Of the three possible answers, 10.4 percent responded “Yes,” 58.8 percent responded “No,” and 30.8 percent responded “Not Applicable.” For those organizations that responded “No,” the most often cited main reason for not re-shoring in 2015 was that the “Cost advantage of off-shoring was still too favorable,” with 53.7 percent of all respondents providing that reason.
When all of the A.T. Kearny data is considered correctly, their reshoring Index shows the last 3 years positive, the number of annual cases of reshoring up 18 times or 1,775% in 4 years which is an average growth rate of over 100%/year and that the annual losses to offshoring shrank 60%-70%.
According to Harry Moser, founder/president of the Reshoring Initiative http://www.ReshoreNow.org, “Essentially, reshoring should be seen as not a measure of the renaissance but the most efficient tool to start achieving it.”
Data from the Reshoring Initiative shows that offshoring of U.S. manufacturing is now in balance with reshoring.

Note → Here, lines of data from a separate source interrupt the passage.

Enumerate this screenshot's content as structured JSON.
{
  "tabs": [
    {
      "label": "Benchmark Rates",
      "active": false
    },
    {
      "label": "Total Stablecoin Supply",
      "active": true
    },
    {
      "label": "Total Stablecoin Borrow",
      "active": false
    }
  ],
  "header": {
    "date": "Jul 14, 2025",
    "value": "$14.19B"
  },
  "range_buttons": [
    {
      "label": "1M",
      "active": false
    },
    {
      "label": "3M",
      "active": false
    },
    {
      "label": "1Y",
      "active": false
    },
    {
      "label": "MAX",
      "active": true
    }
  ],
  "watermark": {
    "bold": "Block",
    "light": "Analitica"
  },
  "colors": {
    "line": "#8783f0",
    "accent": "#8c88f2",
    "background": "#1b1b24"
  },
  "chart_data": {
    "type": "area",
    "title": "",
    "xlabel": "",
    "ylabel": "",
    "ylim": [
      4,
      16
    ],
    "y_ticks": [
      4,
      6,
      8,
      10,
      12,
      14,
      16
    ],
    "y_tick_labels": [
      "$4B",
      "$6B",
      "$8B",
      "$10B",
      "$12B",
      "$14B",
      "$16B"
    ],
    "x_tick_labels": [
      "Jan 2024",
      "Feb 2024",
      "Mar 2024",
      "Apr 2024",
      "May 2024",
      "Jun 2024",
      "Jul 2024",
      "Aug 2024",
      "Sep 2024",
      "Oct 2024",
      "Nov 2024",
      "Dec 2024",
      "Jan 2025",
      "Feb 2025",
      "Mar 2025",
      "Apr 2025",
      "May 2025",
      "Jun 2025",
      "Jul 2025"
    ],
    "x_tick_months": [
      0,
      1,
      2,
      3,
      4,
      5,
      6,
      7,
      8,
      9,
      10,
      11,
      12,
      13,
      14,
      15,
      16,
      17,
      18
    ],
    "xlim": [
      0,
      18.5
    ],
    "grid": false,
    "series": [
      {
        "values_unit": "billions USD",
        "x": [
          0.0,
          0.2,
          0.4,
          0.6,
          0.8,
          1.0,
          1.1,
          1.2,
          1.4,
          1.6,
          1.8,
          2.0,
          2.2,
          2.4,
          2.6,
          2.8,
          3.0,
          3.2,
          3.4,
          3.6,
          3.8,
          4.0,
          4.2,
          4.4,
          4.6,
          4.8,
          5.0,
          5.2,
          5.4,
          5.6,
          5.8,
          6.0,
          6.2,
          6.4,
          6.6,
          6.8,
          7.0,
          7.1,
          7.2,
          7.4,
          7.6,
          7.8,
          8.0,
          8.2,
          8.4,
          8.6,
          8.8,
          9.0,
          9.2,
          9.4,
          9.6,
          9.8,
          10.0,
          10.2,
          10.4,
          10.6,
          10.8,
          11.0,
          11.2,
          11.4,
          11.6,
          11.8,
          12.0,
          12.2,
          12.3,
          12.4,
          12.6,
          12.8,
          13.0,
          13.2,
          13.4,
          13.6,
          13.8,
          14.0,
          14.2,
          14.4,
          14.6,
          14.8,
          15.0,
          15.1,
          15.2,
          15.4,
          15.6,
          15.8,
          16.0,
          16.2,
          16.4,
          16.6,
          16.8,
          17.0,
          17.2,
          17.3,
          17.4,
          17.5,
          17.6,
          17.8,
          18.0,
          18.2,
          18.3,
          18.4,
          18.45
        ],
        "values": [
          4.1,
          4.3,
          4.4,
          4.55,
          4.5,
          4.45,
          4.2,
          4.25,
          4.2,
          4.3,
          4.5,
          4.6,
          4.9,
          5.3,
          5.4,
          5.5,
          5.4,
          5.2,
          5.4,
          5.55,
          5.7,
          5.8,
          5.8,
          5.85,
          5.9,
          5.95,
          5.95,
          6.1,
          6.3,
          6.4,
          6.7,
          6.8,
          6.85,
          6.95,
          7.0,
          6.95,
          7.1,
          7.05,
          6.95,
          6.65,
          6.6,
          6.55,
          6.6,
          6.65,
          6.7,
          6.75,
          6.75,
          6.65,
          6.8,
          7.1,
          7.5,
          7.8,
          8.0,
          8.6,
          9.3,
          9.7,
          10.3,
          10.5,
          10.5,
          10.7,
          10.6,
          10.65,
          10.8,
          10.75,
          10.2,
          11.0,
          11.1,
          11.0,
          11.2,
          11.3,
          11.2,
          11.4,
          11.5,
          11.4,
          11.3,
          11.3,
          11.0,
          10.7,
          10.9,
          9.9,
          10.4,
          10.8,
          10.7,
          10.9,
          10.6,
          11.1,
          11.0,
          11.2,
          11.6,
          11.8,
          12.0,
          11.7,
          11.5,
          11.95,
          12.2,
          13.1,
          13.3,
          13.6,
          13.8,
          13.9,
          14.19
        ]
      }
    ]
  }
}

Since 2003, new offshoring is DOWN by 70%-80% and new reshoring is UP by 1500%.
The most important accomplishment has been the net-loss of 100,000+ manufacturing jobs each year has ended. The economic bleeding has stopped.
According to the Reshoring Initiative, reshoring and FDI yielded between 2010 and 2014:
– About 170,000 manufacturing jobs
– 25% of manufacturing job growth
– 400,000 total jobs including the manufacturing multiplier effect
The Reshoring Initiative Can Help
In order to help companies decide objectively to reshore manufacturing back to the U.S. or offshore, the not-for-profit Reshoring Initiative’s free Total Cost of Ownership Estimator can help corporations calculate the real P&L impact of reshoring or offshoring.http://www.reshorenow.org/TCO_Estimator.cfm
Sandy, thanks so much for your comment. There is a lot of data available on offshoring/reshoring and as you point out much of it is contradictory. That’s why I stuck largely to the AT Kearney report in this article, and double-checked with the original source. We’d be remiss to not consider additional information and I’ll check the sources you provided in your comment.